Regarding the iconv()
, is this necessary even if my MeCab and my R script files are already in UTF-8?
That's a little strange. I thought that your input environment was SHIFT-JIS or some other Japanese encodings which use multibyte characters (as discussed in this Devtools Issue). If you feed UTF-8 into the function, I can't find what is the problem.
@DrMaphuse , could you paste the result of sessionInfo()
on your R console?
Sure!
> sessionInfo()
R version 3.5.1 (2018-07-02)
Platform: x86_64-w64-mingw32/x64 (64-bit)
Running under: Windows >= 8 x64 (build 9200)
Matrix products: default
locale:
[1] LC_COLLATE=English_United Kingdom.1252 LC_CTYPE=English_United Kingdom.1252 LC_MONETARY=English_United Kingdom.1252 LC_NUMERIC=C LC_TIME=English_United Kingdom.1252
attached base packages:
[1] stats graphics grDevices utils datasets methods base
other attached packages:
[1] RcppMeCab_0.0.1.2
loaded via a namespace (and not attached):
[1] compiler_3.5.1 tools_3.5.1 Rcpp_0.12.17 RcppParallel_4.4.1
@DrMaphuse , I'm so sorry that I can't reproduce your problem.
> Sys.setlocale("LC_ALL", "English_United Kingdom.1252")
[1] "LC_COLLATE=English_United Kingdom.1252;LC_CTYPE=English_United Kingdom.1252;LC_MONETARY=English_United Kingdom.1252;LC_NUMERIC=C;LC_TIME=English_United Kingdom.1252"
> library(RcppMeCab)
> pos("これはぺんです", sys_dic="C:/PROGRA~2/MeCab/dic/ipadic")
$`これはぺんです`
[1] "これ/名詞" "は/助詞" "ぺん/名詞" "です/助動詞"
> pos("これはぺんです", join=FALSE, sys_dic="C:/PROGRA~2/MeCab/dic/ipadic")
$`これはぺんです`
名詞 助詞 名詞 助動詞
"これ" "は" "ぺん" "です"
> sessionInfo()
R version 3.5.1 (2018-07-02)
Platform: x86_64-w64-mingw32/x64 (64-bit)
Running under: Windows >= 8 x64 (build 9200)
Matrix products: default
locale:
[1] LC_COLLATE=English_United Kingdom.1252 LC_CTYPE=English_United Kingdom.1252 LC_MONETARY=English_United Kingdom.1252 [4] LC_NUMERIC=C LC_TIME=English_United Kingdom.1252
attached base packages:
[1] stats graphics grDevices utils datasets methods base
other attached packages:
[1] RcppMeCab_0.0.1.2
loaded via a namespace (and not attached):
[1] compiler_3.5.1 tools_3.5.1 yaml_2.1.19 Rcpp_0.12.17 RcppParallel_4.4.0
How about change R console's locale to English_United States.1252 via Sys.setlocale(category = "LC_ALL", locale = "English_United States.1252")
? You can also try re-installing MeCab and selecting UTF-8 for the locale of IPA dictionary.
Thank you for these suggestions - I have tried Sys.setlocale(category = "LC_ALL", locale = "English_United States.1252")
and Sys.setlocale("LC_ALL", "ja")
, but unfortunately the List
output is still empty.
I have selected UTF-8 for the MeCab installation, so that should be correct already, but I might try to reinstall.
Is it possible that I installed your package wrong?
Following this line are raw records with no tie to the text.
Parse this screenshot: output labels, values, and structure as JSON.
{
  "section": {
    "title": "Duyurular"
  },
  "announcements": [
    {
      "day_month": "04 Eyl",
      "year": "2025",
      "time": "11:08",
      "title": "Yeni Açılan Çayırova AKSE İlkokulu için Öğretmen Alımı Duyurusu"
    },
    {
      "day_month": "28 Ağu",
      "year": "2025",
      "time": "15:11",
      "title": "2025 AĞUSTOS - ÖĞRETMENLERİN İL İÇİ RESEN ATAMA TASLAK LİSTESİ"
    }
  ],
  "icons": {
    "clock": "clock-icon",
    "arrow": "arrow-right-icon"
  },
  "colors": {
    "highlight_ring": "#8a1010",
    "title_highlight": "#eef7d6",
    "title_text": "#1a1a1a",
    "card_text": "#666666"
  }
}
I installed with devtools and install_github()
, with latest version of R, RStudio and RTools.
It's now on cran : https://CRAN.R-project.org/package=RcppMeCab
Need to check RcppMeCab results using Japanese.
@koheiw, Could you help on this? Any ideas?